B: Evet. Lisanslı olarak bir kaç takımda oynadım çünkü tek takımda kalmak zor. I've played in a few teams under license because it's hard to stay on one team. Sezonluk değişiyordu bizde komple takım olarak (A: gidiyordunuz) diğer takıma geçiyorduk. It was changing seasonally and we were moving to the other team as a complete team (A: you were going). Üniversitede de devam ettirdim okul takımında tabii ki. I continued at university, of course, in the school team. Hem  fakülte de hem üniversiteyi de temsil ettim. I represented both the faculty and the university.

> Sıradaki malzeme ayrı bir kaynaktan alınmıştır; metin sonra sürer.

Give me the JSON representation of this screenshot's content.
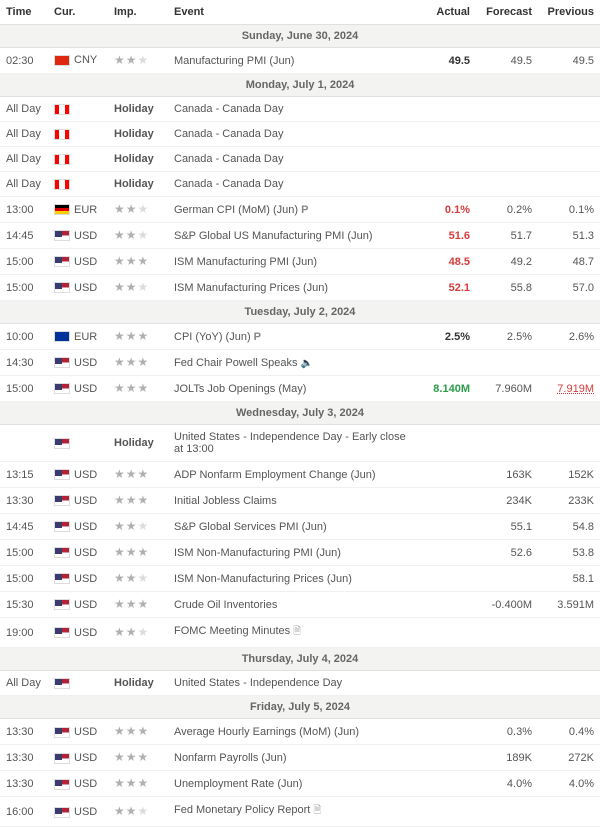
{
  "colors": {
    "text": "#333333",
    "muted": "#555555",
    "border": "#e0e0e0",
    "row_border": "#f0f0f0",
    "day_bg": "#f3f3f1",
    "actual_red": "#d73c3c",
    "actual_green": "#2a9c4a",
    "star_off": "#dcdcdc",
    "star_on": "#b0b0b0"
  },
  "columns": {
    "time": "Time",
    "cur": "Cur.",
    "imp": "Imp.",
    "event": "Event",
    "actual": "Actual",
    "forecast": "Forecast",
    "previous": "Previous"
  },
  "flag_map": {
    "CNY": "cn",
    "CAD": "ca",
    "EUR_DE": "de",
    "EUR": "eu",
    "USD": "us"
  },
  "days": [
    {
      "label": "Sunday, June 30, 2024",
      "rows": [
        {
          "time": "02:30",
          "cur": "CNY",
          "flag": "cn",
          "imp": 2,
          "event": "Manufacturing PMI (Jun)",
          "actual": "49.5",
          "actual_style": "bold",
          "forecast": "49.5",
          "previous": "49.5"
        }
      ]
    },
    {
      "label": "Monday, July 1, 2024",
      "rows": [
        {
          "time": "All Day",
          "cur": "",
          "flag": "ca",
          "holiday": true,
          "event": "Canada - Canada Day"
        },
        {
          "time": "All Day",
          "cur": "",
          "flag": "ca",
          "holiday": true,
          "event": "Canada - Canada Day"
        },
        {
          "time": "All Day",
          "cur": "",
          "flag": "ca",
          "holiday": true,
          "event": "Canada - Canada Day"
        },
        {
          "time": "All Day",
          "cur": "",
          "flag": "ca",
          "holiday": true,
          "event": "Canada - Canada Day"
        },
        {
          "time": "13:00",
          "cur": "EUR",
          "flag": "de",
          "imp": 2,
          "event": "German CPI (MoM) (Jun)",
          "prelim": true,
          "actual": "0.1%",
          "actual_style": "red",
          "forecast": "0.2%",
          "previous": "0.1%"
        },
        {
          "time": "14:45",
          "cur": "USD",
          "flag": "us",
          "imp": 2,
          "event": "S&P Global US Manufacturing PMI (Jun)",
          "actual": "51.6",
          "actual_style": "red",
          "forecast": "51.7",
          "previous": "51.3"
        },
        {
          "time": "15:00",
          "cur": "USD",
          "flag": "us",
          "imp": 3,
          "event": "ISM Manufacturing PMI (Jun)",
          "actual": "48.5",
          "actual_style": "red",
          "forecast": "49.2",
          "previous": "48.7"
        },
        {
          "time": "15:00",
          "cur": "USD",
          "flag": "us",
          "imp": 2,
          "event": "ISM Manufacturing Prices (Jun)",
          "actual": "52.1",
          "actual_style": "red",
          "forecast": "55.8",
          "previous": "57.0"
        }
      ]
    },
    {
      "label": "Tuesday, July 2, 2024",
      "rows": [
        {
          "time": "10:00",
          "cur": "EUR",
          "flag": "eu",
          "imp": 3,
          "event": "CPI (YoY) (Jun)",
          "prelim": true,
          "actual": "2.5%",
          "actual_style": "bold",
          "forecast": "2.5%",
          "previous": "2.6%"
        },
        {
          "time": "14:30",
          "cur": "USD",
          "flag": "us",
          "imp": 3,
          "event": "Fed Chair Powell Speaks",
          "audio": true
        },
        {
          "time": "15:00",
          "cur": "USD",
          "flag": "us",
          "imp": 3,
          "event": "JOLTs Job Openings (May)",
          "actual": "8.140M",
          "actual_style": "green",
          "forecast": "7.960M",
          "previous": "7.919M",
          "prev_revised": true
        }
      ]
    },
    {
      "label": "Wednesday, July 3, 2024",
      "rows": [
        {
          "time": "",
          "cur": "",
          "flag": "us",
          "holiday": true,
          "event": "United States - Independence Day - Early close at 13:00"
        },
        {
          "time": "13:15",
          "cur": "USD",
          "flag": "us",
          "imp": 3,
          "event": "ADP Nonfarm Employment Change (Jun)",
          "forecast": "163K",
          "previous": "152K"
        },
        {
          "time": "13:30",
          "cur": "USD",
          "flag": "us",
          "imp": 3,
          "event": "Initial Jobless Claims",
          "forecast": "234K",
          "previous": "233K"
        },
        {
          "time": "14:45",
          "cur": "USD",
          "flag": "us",
          "imp": 2,
          "event": "S&P Global Services PMI (Jun)",
          "forecast": "55.1",
          "previous": "54.8"
        },
        {
          "time": "15:00",
          "cur": "USD",
          "flag": "us",
          "imp": 3,
          "event": "ISM Non-Manufacturing PMI (Jun)",
          "forecast": "52.6",
          "previous": "53.8"
        },
        {
          "time": "15:00",
          "cur": "USD",
          "flag": "us",
          "imp": 2,
          "event": "ISM Non-Manufacturing Prices (Jun)",
          "previous": "58.1"
        },
        {
          "time": "15:30",
          "cur": "USD",
          "flag": "us",
          "imp": 3,
          "event": "Crude Oil Inventories",
          "forecast": "-0.400M",
          "previous": "3.591M"
        },
        {
          "time": "19:00",
          "cur": "USD",
          "flag": "us",
          "imp": 2,
          "event": "FOMC Meeting Minutes",
          "doc": true
        }
      ]
    },
    {
      "label": "Thursday, July 4, 2024",
      "rows": [
        {
          "time": "All Day",
          "cur": "",
          "flag": "us",
          "holiday": true,
          "event": "United States - Independence Day"
        }
      ]
    },
    {
      "label": "Friday, July 5, 2024",
      "rows": [
        {
          "time": "13:30",
          "cur": "USD",
          "flag": "us",
          "imp": 3,
          "event": "Average Hourly Earnings (MoM) (Jun)",
          "forecast": "0.3%",
          "previous": "0.4%"
        },
        {
          "time": "13:30",
          "cur": "USD",
          "flag": "us",
          "imp": 3,
          "event": "Nonfarm Payrolls (Jun)",
          "forecast": "189K",
          "previous": "272K"
        },
        {
          "time": "13:30",
          "cur": "USD",
          "flag": "us",
          "imp": 3,
          "event": "Unemployment Rate (Jun)",
          "forecast": "4.0%",
          "previous": "4.0%"
        },
        {
          "time": "16:00",
          "cur": "USD",
          "flag": "us",
          "imp": 2,
          "event": "Fed Monetary Policy Report",
          "doc": true
        }
      ]
    }
  ],
  "labels": {
    "holiday": "Holiday"
  }
}
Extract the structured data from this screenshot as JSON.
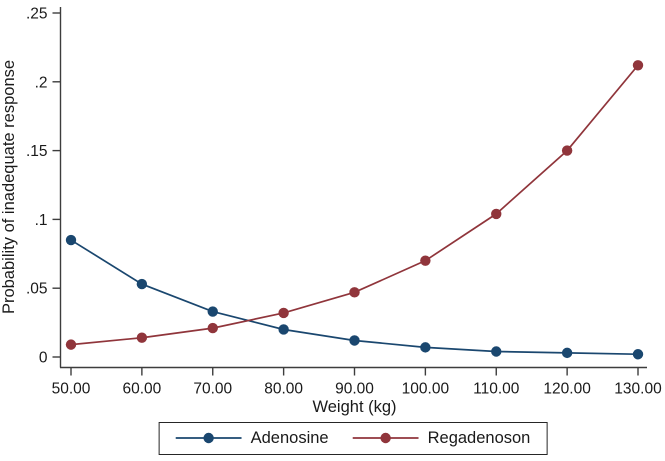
{
  "figure": {
    "background_color": "#ffffff",
    "text_color": "#1a1a1a",
    "axis_color": "#3d3d3d"
  },
  "chart_data": {
    "type": "line",
    "title": "",
    "xlabel": "Weight (kg)",
    "ylabel": "Probability of inadequate response",
    "grid": false,
    "legend_position": "bottom-center",
    "xlim": [
      50,
      130
    ],
    "ylim": [
      0,
      0.25
    ],
    "x": [
      50,
      60,
      70,
      80,
      90,
      100,
      110,
      120,
      130
    ],
    "xtick_labels": [
      "50.00",
      "60.00",
      "70.00",
      "80.00",
      "90.00",
      "100.00",
      "110.00",
      "120.00",
      "130.00"
    ],
    "ytick_values": [
      0,
      0.05,
      0.1,
      0.15,
      0.2,
      0.25
    ],
    "ytick_labels": [
      "0",
      ".05",
      ".1",
      ".15",
      ".2",
      ".25"
    ],
    "series": [
      {
        "name": "Adenosine",
        "color": "#1a476f",
        "values": [
          0.085,
          0.053,
          0.033,
          0.02,
          0.012,
          0.007,
          0.004,
          0.003,
          0.002
        ]
      },
      {
        "name": "Regadenoson",
        "color": "#90353b",
        "values": [
          0.009,
          0.014,
          0.021,
          0.032,
          0.047,
          0.07,
          0.104,
          0.15,
          0.212
        ]
      }
    ]
  }
}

A: Peki üniversitede okurken sporcu olmak kolay mıydı? A: Was it easy to be an athlete while studying at university? Ne gibi zorluklarla karşılaştınız? What difficulties did you encounter?

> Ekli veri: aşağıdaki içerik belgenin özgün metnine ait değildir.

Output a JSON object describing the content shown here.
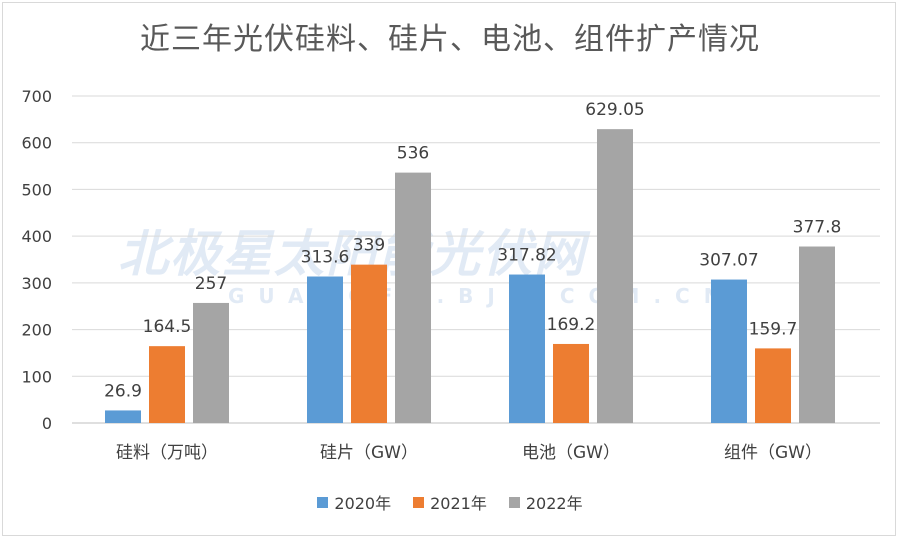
{
  "chart_data": {
    "type": "bar",
    "title": "近三年光伏硅料、硅片、电池、组件扩产情况",
    "categories": [
      "硅料（万吨）",
      "硅片（GW）",
      "电池（GW）",
      "组件（GW）"
    ],
    "series": [
      {
        "name": "2020年",
        "color": "#5b9bd5",
        "values": [
          26.9,
          313.6,
          317.82,
          307.07
        ],
        "labels": [
          "26.9",
          "313.6",
          "317.82",
          "307.07"
        ]
      },
      {
        "name": "2021年",
        "color": "#ed7d31",
        "values": [
          164.5,
          339,
          169.2,
          159.7
        ],
        "labels": [
          "164.5",
          "339",
          "169.2",
          "159.7"
        ]
      },
      {
        "name": "2022年",
        "color": "#a5a5a5",
        "values": [
          257,
          536,
          629.05,
          377.8
        ],
        "labels": [
          "257",
          "536",
          "629.05",
          "377.8"
        ]
      }
    ],
    "ylim": [
      0,
      700
    ],
    "yticks": [
      0,
      100,
      200,
      300,
      400,
      500,
      600,
      700
    ],
    "grid": true,
    "legend_position": "bottom"
  },
  "watermark": {
    "main": "北极星太阳能光伏网",
    "sub": "GUANGFU.BJX.COM.CN"
  }
}
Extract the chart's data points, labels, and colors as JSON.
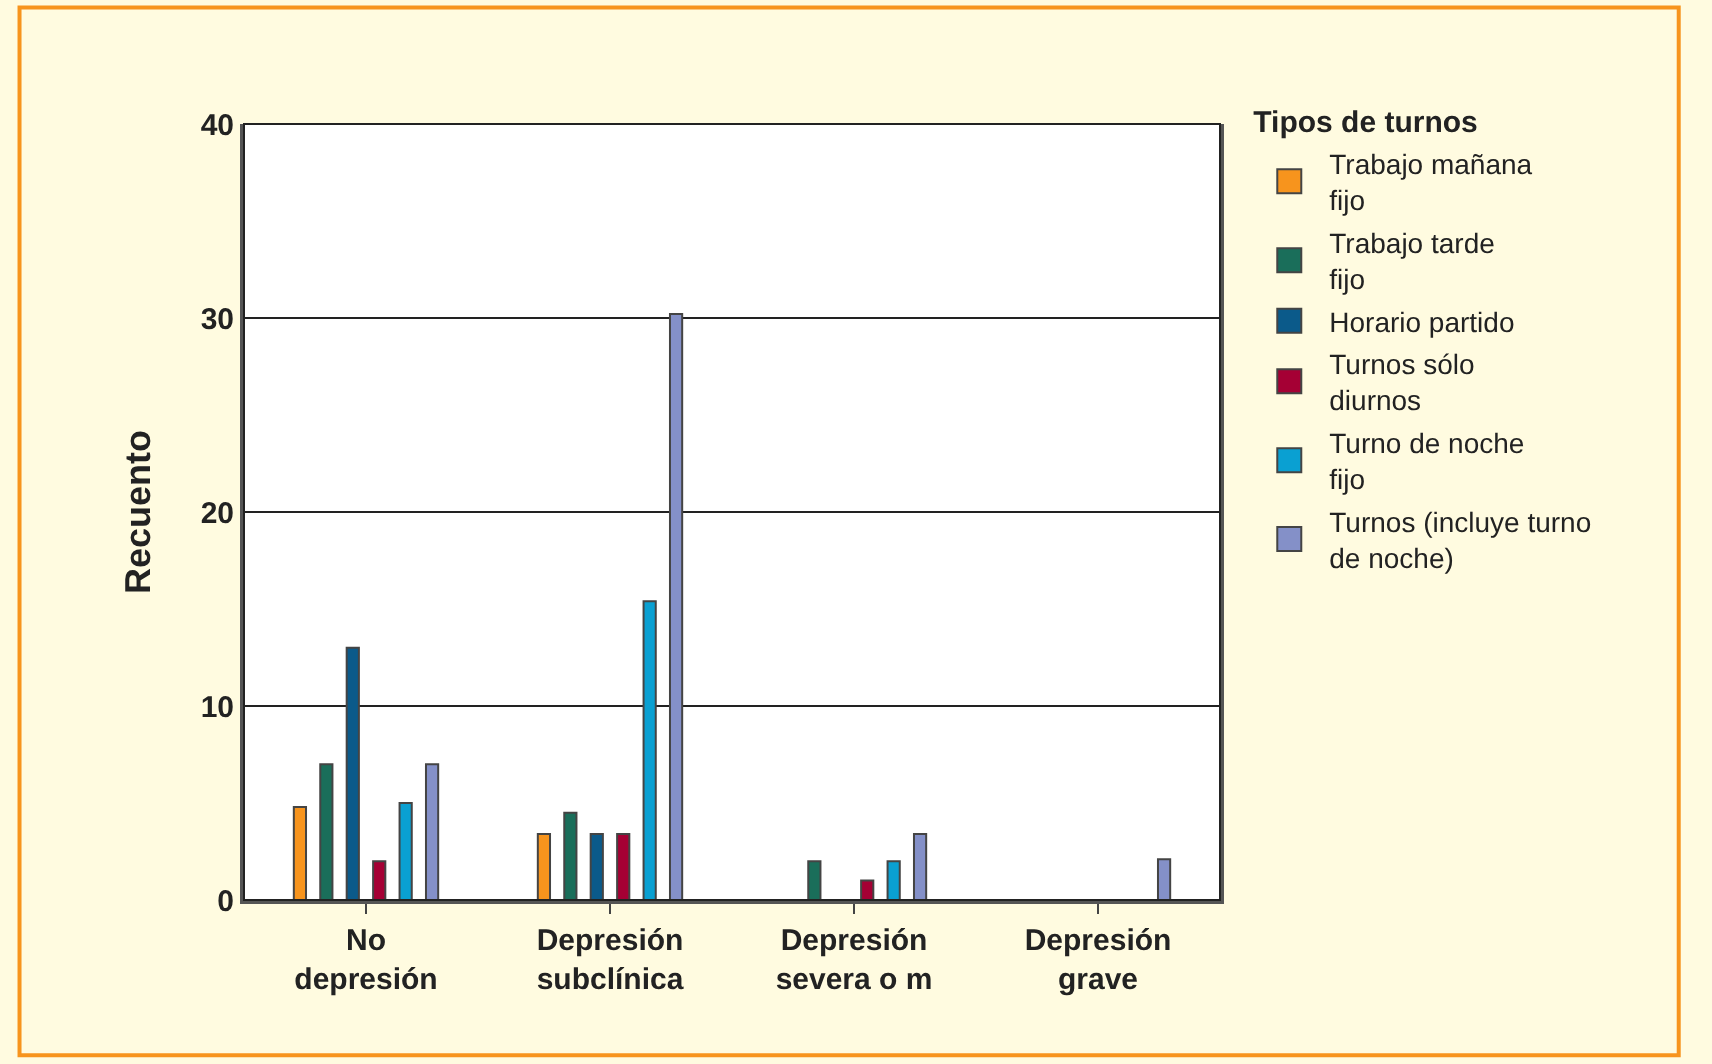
{
  "chart_data": {
    "type": "bar",
    "ylabel": "Recuento",
    "legend_title": "Tipos de turnos",
    "categories": [
      "No\ndepresión",
      "Depresión\nsubclínica",
      "Depresión\nsevera o m",
      "Depresión\ngrave"
    ],
    "series": [
      {
        "name": "Trabajo mañana\nfijo",
        "color": "#f7941d",
        "values": [
          4.8,
          3.4,
          null,
          null
        ]
      },
      {
        "name": "Trabajo tarde\nfijo",
        "color": "#1a6e5a",
        "values": [
          7,
          4.5,
          2,
          null
        ]
      },
      {
        "name": "Horario partido",
        "color": "#0b5a8a",
        "values": [
          13,
          3.4,
          null,
          null
        ]
      },
      {
        "name": "Turnos sólo\ndiurnos",
        "color": "#a50034",
        "values": [
          2,
          3.4,
          1,
          null
        ]
      },
      {
        "name": "Turno de noche\nfijo",
        "color": "#0aa0d2",
        "values": [
          5,
          15.4,
          2,
          null
        ]
      },
      {
        "name": "Turnos (incluye turno\nde noche)",
        "color": "#8490c8",
        "values": [
          7,
          30.2,
          3.4,
          2.1
        ]
      }
    ],
    "ylim": [
      0,
      40
    ],
    "yticks": [
      0,
      10,
      20,
      30,
      40
    ],
    "grid": "y",
    "legend": "right"
  }
}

B: Olabildiğince zor çünkü güzel sanatlar fakültesinde okuduğunuz için akşama kadar eğitim alıyorsunuz ve uygulamalı bir eğitim ve akşamları antrenmanlar oluyordu. B: It is as difficult as it can be, because you are studying at the faculty of fine arts, you study until the evening and there was a hands-on training and practice in the evenings. Hem fiziken yorgunsunuz, ordan ve Beytepe kampüsü Ankara’nın olabildiğince dışında, şehrin dışında bir yerdeydi, ordan Ankara’nın merkezine gidip Besides, you are physically tired, and the Beytepe campus was outside of Ankara as far as possible, outside the city.

A: Eve ulaşmak... A: Reaching home...

B: Spor salonuna ulaşmak hele ki farklı farklı yerlerde bu her zaman aynı yerde antrenman yapılmadığı için klubün sağladığı yer değişken oluyordu. B: Reaching the gym, especially in different places, it was not always the same place, so the place provided by the club was variable. Dolayısıyla ulaşım zor oluyordu. Therefore, transportation was difficult.

A: (soru duyulmuyor) A: (question not heard)

B: Hayır. B: No. Yalnızca derslerden izin alabiliyordunuz turnuvalarda ya da maçlarda her hangi bir destek yoktu. You could only get permission from classes, there was no support in tournaments or matches. Formanızı veriyordu o da destek değil. He was giving your jersey and that's not support. Mecburen yani onu kendimiz kişisel karşılayamayacağımıza göre I mean, since we can't take him personally

A: Peki bu voleybol oynamanız için size çevreden, ailenizden destek geldi mi? A: Did you receive support from your environment and family for this volleyball game? Yardımcı oldular mı? Did they help?

B: Hayır. B: No. Tek desteği kendimde buldum. I found the only support in myself. İçimden bunu çok yapmayı istediğim için devam ediyordum. I kept going because I wanted to do this so much in my heart. Anne-baba daha çok baba çok karşı çıktı ama ben karşı çıkmasına rağmen sürdürdüm çünkü canım istiyordu istediğim şey yapmak istiyordum. Parents and fathers were more against it, but I continued despite their opposition because I wanted to do what I wanted. Ta ki spor beni bırakana kadar ben sporu bırakmadım. I did not quit sports until sports left me. İş hayatıyla zaten birlikte gitmedi çünkü iş hayatının sorumluluğu öğrencilikle aynı değil bambaşka. He did not go with business life anyway because the responsibility of business life is not the same as being a student.

A: Peki çok teşekkür ediyorum. A: Well, thank you very much.

B: Rica ediyorum. B: You're welcome.